Par un avenant sous seing privé du 12 octobre 2012, la consistance des biens loués et le loyer ont été modifiés, le loyer étant ramené à 9 600 euros hors taxes et hors charges à compter du 1er novembre 2012.
Par acte notarié du 1er avril 2019, la société Bache a acquis l’ensemble immobilier au sein duquel se trouvent les biens loués et est ainsi venue aux droits de la société BV.
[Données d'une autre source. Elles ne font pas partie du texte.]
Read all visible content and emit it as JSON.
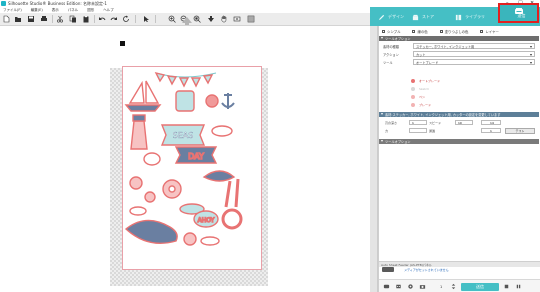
{
  "window": {
    "title": "Silhouette Studio® Business Edition: 名称未設定-1",
    "controls": [
      "–",
      "□",
      "✕"
    ]
  },
  "menu": [
    "ファイル(F)",
    "編集(E)",
    "表示",
    "パネル",
    "図形",
    "ヘルプ"
  ],
  "panel_tabs": [
    {
      "label": "デザイン",
      "icon": "design-icon"
    },
    {
      "label": "ストア",
      "icon": "store-icon"
    },
    {
      "label": "ライブラリ",
      "icon": "library-icon"
    },
    {
      "label": "送信",
      "icon": "send-icon",
      "active": true
    }
  ],
  "modes": [
    "シンプル",
    "線の色",
    "塗りつぶしの色",
    "レイヤー"
  ],
  "sections": {
    "tool_options": "ツールオプション",
    "material_settings": "素材:ステッカー, ホワイト, インクジェット用, カッターの設定を変更しています",
    "tool_options_2": "ツールオプション"
  },
  "fields": {
    "material_label": "素材の種類",
    "material_value": "ステッカー, ホワイト, インクジェット用",
    "action_label": "アクション",
    "action_value": "カット",
    "tool_label": "ツール",
    "tool_value": "オートブレード"
  },
  "tools": [
    {
      "name": "AutoBlade",
      "label": "オートブレード",
      "color": "#e87373",
      "dim": false
    },
    {
      "name": "Sketch",
      "label": "Sketch",
      "color": "#d8d8d8",
      "dim": true
    },
    {
      "name": "Pen",
      "label": "ペン",
      "color": "#f2b3b3",
      "dim": false
    },
    {
      "name": "Blade",
      "label": "ブレード",
      "color": "#f2b3b3",
      "dim": false
    }
  ],
  "adjust": {
    "pressure_label": "刃の深さ",
    "pressure_value": "1",
    "speed_label": "スピード",
    "speed_value": "10",
    "force_label": "力",
    "force_value": "14",
    "passes_label": "通過",
    "passes_value": "1",
    "test_button": "テスト"
  },
  "status": {
    "line1": "Auto Sheet Feeder (AS-PTB)パネル",
    "line2": "メディアがセットされていません"
  },
  "bottom": {
    "copies": "1",
    "send_button": "送信"
  },
  "colors": {
    "accent": "#45bfc5",
    "highlight": "#e32020",
    "cut_line": "#e9a0a8"
  }
}
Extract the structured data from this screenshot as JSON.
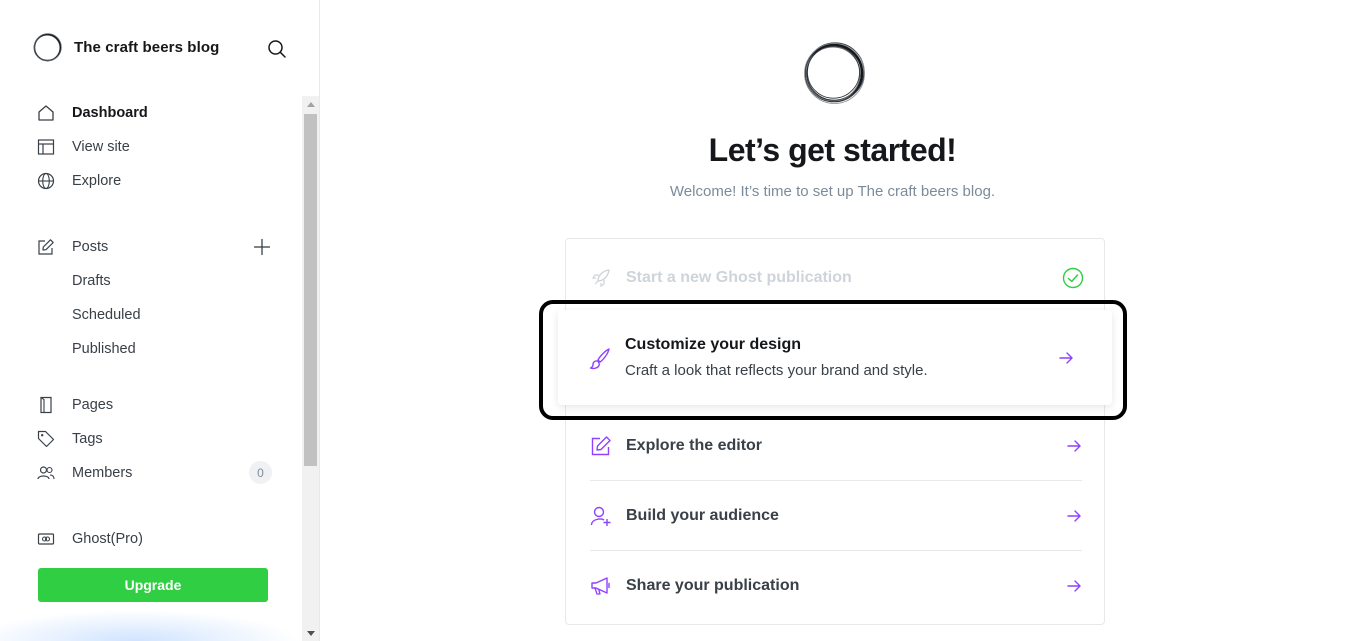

Un avenant sous sein privé du 6 décembre 2019 a :
* décrit l’assiette du bail :
— 171 mètres carrés de bureaux outre une quote-part liée aux parties communes,
— 120 mètres carrés de hangar,
— 3 places de parking pour véhicules légers,
— 330 mètres carrés de zone de stockage extérieur.
* fixé le loyer annuel à 12 000 euros hors taxes et hors charges à compter du 1er janvier 2020 outre une provision mensuelle concernant les frais de chauffage, les frais d’électricité des bureaux, les consommations d’eau, les frais d’électricité des entrepôts, la taxe foncière, l’entretien du portail d’accès et la vérification électrique des installations,
* précisé la règle de calcul des charges locatives de chauffage, eau et électricité.
Suite à des impayés, la société Bache a fait signifier le 29 avril 2025 à la société Manufor Fondations un commandement de payer les loyers visant la clause résolutoire figurant dans le bail.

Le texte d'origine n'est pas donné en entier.